You might be interested in the Lucas' theorem wiki.

- 2 years, 10 months ago

@Md Zuhair @Rahil Sehgal How may questions did you solve in RMO 2017 ???

- 2 years, 10 months ago

U first... hw many?

- 2 years, 10 months ago

@Md Zuhair I solved 4, but I didnt get the time to write 1 question completely....so effectively I did 3.5... What abt you??

- 2 years, 10 months ago

Did 3. But unsure

- 2 years, 10 months ago

Which ones?

- 2 years, 10 months ago

Inequality, Number theory and Combinatorics

- 2 years, 10 months ago

Can anyone help in this one?

- 2 years, 10 months ago

This is a lemma in the proof of lucas' theorem.

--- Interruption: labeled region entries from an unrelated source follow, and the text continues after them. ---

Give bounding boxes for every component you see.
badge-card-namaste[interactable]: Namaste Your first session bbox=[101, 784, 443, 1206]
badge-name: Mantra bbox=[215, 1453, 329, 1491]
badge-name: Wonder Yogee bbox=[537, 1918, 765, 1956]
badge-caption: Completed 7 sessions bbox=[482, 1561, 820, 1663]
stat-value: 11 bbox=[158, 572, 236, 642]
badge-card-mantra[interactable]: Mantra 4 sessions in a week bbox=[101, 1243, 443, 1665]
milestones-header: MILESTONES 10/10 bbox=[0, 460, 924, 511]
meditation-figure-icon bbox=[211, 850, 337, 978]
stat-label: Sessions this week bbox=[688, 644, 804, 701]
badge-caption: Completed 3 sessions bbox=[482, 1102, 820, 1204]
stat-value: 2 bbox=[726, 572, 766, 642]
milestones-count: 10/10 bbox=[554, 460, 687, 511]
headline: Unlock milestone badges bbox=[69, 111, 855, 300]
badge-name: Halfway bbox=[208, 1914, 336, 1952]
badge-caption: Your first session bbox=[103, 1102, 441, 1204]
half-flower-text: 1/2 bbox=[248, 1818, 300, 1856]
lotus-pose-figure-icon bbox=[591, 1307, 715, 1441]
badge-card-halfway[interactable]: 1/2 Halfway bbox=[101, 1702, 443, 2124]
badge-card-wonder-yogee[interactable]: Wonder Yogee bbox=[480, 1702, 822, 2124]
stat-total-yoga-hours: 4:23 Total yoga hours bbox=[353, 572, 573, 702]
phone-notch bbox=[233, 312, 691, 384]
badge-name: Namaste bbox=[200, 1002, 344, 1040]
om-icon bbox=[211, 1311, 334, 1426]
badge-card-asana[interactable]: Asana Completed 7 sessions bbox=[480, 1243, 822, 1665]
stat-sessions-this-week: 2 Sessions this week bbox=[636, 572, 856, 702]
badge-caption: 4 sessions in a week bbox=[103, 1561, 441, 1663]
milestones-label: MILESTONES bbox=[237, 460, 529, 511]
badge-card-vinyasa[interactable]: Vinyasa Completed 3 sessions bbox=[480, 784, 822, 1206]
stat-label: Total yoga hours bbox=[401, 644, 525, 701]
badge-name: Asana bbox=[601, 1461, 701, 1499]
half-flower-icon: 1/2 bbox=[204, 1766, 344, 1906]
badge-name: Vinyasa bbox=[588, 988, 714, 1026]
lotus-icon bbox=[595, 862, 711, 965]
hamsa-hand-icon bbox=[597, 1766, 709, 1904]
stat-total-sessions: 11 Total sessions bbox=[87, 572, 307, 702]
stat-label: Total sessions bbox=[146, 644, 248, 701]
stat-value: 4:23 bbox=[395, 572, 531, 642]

In fact, there is a stronger statement.

For primes $p \geq 5$, ${ pa \choose pb } \equiv { a \choose b } \pmod{p^3}$.

Staff - 2 years, 10 months ago

Sir how do we find the range of p for $\large{{ pa \choose pb} \equiv {a \choose b} \mod p^4}$ ?

- 2 years, 10 months ago

I doubt that holds for a large range.

The $p^3$ case is also known as wolstenholme's theorem, and the ideas have been used in several olympiad problems.

Staff - 2 years, 10 months ago

For the need of Olympiads only i am learning this.. RMO is this Sunday. :)

Wish a best of luck for me.

You were one of those people who represented the your motherland. Proud of you :)

- 2 years, 10 months ago